Surveillance sanitaire en Languedoc-Roussillon. Point épidémiologique au 16 octobre 2015.

Publié le 19 Octobre 2015
Mis à jour le 12 mai 2019

Points clés

Maladies vectorielles : La période de surveillance renforcée des cas de dengue et de chikungunya s'étend jusqu'au 30 novembre, date à partir de laquelle le moustique tigre devrait commencer sa diapause. A ce jour, 206 cas suspects ont été investigués, parmi lesquels 11 cas de dengue importés ont été confirmés ainsi que 2 cas de chikungunya également importés. Concernant les cas groupés de dengue autochtones survenus à Nîmes, le bilan s'élève toujours à 6 cas confirmés et 1 cas probable (qui ne pourra pas être confirmé biologiquement).

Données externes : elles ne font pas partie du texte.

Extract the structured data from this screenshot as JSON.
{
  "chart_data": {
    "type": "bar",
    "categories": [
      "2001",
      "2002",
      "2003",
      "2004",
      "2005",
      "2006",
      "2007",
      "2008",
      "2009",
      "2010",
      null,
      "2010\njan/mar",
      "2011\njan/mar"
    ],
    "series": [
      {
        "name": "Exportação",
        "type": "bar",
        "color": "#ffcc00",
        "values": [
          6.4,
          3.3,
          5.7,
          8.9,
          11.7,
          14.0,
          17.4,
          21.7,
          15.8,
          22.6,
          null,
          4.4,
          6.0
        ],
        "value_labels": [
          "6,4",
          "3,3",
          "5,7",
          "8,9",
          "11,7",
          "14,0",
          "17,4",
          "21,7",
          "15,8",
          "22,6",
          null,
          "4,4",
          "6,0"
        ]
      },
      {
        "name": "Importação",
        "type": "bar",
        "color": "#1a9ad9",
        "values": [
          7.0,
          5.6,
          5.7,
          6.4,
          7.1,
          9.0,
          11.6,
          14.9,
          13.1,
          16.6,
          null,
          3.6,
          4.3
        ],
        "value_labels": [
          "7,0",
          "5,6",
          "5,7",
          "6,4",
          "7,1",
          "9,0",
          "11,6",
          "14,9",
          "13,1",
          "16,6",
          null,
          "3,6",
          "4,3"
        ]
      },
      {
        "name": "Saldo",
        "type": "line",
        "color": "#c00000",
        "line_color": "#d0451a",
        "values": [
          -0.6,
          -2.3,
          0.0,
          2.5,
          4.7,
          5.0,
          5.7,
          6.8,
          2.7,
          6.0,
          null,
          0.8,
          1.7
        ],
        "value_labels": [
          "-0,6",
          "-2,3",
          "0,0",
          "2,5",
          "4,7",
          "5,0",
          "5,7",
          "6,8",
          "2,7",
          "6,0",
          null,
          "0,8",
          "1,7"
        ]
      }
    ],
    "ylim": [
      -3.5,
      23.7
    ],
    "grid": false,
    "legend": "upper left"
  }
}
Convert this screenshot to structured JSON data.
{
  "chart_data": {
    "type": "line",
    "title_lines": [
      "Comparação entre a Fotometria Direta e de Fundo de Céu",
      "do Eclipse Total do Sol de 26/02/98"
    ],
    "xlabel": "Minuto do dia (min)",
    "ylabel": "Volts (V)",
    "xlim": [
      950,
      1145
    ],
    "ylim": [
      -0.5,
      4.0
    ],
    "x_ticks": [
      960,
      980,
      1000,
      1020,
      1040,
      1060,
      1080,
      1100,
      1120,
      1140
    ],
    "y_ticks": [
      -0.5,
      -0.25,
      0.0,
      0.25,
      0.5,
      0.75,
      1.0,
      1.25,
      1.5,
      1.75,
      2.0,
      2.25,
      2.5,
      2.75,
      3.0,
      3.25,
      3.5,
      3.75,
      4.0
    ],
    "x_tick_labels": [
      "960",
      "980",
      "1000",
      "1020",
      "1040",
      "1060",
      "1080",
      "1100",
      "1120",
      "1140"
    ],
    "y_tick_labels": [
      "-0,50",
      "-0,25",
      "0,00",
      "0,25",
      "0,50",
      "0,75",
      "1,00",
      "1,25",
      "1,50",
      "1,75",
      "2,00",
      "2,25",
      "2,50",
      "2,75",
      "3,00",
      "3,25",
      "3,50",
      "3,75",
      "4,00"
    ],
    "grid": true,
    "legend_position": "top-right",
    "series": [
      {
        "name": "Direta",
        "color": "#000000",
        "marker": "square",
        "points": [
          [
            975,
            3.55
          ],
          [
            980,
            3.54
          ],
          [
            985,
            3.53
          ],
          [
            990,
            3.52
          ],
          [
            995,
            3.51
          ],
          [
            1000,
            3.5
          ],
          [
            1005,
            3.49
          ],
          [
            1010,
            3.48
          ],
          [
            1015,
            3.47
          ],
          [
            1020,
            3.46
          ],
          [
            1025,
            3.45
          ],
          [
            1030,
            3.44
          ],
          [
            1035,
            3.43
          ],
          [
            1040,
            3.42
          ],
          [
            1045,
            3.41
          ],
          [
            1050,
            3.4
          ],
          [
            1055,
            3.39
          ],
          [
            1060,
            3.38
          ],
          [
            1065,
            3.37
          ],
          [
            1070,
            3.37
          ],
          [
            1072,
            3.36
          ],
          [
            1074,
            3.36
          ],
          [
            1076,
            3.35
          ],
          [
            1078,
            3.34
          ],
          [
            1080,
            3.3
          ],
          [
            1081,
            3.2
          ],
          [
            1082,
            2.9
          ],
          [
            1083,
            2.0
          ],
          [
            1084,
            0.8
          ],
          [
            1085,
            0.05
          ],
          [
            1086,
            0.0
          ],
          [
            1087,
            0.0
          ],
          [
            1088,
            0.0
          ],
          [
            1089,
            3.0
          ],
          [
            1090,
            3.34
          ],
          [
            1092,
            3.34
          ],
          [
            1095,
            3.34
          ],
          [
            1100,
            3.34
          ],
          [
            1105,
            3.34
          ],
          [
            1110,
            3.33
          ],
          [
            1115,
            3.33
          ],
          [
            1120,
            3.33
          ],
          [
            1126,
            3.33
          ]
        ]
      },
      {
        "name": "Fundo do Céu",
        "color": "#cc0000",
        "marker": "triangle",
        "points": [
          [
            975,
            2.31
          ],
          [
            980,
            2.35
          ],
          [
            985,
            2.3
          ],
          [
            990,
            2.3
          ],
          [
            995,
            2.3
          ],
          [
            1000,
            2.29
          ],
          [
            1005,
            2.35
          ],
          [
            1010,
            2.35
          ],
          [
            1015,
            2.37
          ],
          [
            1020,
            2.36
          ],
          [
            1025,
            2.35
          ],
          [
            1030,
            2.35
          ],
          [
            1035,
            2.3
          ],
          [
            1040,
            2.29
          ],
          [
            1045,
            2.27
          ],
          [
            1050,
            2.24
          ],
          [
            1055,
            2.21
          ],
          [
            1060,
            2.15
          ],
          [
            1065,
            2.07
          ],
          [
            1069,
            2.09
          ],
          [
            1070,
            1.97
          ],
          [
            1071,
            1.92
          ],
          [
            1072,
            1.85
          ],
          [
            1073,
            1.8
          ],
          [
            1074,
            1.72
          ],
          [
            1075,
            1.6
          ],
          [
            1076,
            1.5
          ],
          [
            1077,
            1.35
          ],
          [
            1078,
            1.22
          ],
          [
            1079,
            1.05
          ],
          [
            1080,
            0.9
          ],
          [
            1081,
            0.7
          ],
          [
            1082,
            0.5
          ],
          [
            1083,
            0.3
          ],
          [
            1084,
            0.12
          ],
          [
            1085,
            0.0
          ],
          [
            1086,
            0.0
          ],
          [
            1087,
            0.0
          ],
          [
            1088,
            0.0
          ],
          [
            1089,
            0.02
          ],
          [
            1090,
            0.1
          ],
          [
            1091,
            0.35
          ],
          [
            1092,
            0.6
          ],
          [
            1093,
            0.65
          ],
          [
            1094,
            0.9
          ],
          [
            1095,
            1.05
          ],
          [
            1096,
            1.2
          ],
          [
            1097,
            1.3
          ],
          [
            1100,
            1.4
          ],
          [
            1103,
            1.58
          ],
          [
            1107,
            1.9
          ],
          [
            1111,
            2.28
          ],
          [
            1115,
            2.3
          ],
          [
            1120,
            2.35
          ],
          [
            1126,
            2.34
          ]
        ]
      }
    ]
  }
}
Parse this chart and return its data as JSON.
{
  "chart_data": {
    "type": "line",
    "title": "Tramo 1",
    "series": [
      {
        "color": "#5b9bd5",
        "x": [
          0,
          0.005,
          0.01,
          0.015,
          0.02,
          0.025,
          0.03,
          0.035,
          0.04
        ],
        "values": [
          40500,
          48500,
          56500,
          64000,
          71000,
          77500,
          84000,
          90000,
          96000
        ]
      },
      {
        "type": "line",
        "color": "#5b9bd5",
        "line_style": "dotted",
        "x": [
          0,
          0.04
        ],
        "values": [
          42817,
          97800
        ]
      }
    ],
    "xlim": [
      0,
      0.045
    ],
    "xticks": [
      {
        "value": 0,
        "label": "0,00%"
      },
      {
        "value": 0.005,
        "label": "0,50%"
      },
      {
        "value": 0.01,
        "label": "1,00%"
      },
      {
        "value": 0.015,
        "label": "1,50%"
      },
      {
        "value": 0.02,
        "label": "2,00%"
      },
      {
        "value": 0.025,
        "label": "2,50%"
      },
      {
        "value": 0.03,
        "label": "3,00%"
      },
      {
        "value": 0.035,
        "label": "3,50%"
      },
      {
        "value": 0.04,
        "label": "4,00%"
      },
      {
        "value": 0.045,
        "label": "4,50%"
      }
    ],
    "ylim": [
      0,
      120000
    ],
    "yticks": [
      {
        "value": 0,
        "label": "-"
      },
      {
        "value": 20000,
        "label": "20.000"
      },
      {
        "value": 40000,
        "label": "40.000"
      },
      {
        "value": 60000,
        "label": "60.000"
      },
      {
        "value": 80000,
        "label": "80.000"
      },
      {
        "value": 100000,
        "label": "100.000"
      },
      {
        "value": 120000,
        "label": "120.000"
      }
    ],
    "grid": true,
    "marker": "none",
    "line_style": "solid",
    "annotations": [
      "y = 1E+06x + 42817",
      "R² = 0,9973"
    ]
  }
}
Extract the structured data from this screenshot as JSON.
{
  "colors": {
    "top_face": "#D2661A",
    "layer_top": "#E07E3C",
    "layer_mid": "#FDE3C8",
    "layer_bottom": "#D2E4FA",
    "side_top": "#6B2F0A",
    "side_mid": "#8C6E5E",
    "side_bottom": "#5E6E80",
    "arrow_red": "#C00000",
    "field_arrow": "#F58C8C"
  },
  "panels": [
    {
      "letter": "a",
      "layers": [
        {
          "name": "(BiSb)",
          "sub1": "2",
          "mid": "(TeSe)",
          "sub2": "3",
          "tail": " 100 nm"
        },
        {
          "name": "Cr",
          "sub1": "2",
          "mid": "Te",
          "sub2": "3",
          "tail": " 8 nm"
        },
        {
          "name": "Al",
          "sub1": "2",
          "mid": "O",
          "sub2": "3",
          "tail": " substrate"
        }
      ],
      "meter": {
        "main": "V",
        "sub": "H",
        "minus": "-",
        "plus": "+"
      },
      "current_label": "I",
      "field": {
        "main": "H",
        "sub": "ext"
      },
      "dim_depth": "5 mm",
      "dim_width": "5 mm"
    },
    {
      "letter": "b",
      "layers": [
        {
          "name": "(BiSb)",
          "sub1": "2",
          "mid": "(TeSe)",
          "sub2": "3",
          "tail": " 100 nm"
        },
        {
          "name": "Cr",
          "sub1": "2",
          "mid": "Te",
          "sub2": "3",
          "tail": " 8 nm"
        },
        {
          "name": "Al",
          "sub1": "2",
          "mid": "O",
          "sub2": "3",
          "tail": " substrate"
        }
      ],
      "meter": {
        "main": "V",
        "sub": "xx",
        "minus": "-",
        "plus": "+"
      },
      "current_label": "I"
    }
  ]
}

West Nile : une personne porteuse du virus West Nile a été diagnostiquée à Nîmes dans le département du Gard le 2 octobre 2015. Cette personne est aujourd'hui guérie et en bonne santé. Il s'agit du premier cas humain signalé à ce jour en France depuis 2003. Depuis août 2015, plusieurs cas de West Nile ont été également signalés chez des chevaux du Gard, de l'Hérault et des Bouches-du-Rhône. La fièvre West Nile, également connue sous le nom de "maladie à virus du Nil Occidental" est une maladie virale, transmise par les moustiques qui se contaminent exclusivement au contact d'oiseaux infectés. Les hommes et les chevaux sont donc des " hôtes accidentels ", ils ne peuvent pas transmettre le virus. Dans la plupart des cas, l'infection humaine à virus West Nile est asymptomatique, c'est-à-dire qu'elle ne présente aucun symptôme. Elle se manifeste dans certains cas, par un syndrome pseudo grippal (fièvre, douleurs, maux de tête). Elle peut, occasionnellement, provoquer des complications neurologiques.

Activité hospitalière et médicale en région : l'activité des associations SOS Médecins et des urgences est habituelle pour la saison. Les consultations en médecine d'urgences ou en ville concernant la bronchite et la bronchiolite sont habituelles pour la saison. Comme l'an passé à cette période de l'année, on note une augmentation du recours aux urgences pour pneumopathie, avec 50% de personnes âgées de 75 ans ou plus et 50% d'hospitalisation parmi ces passages.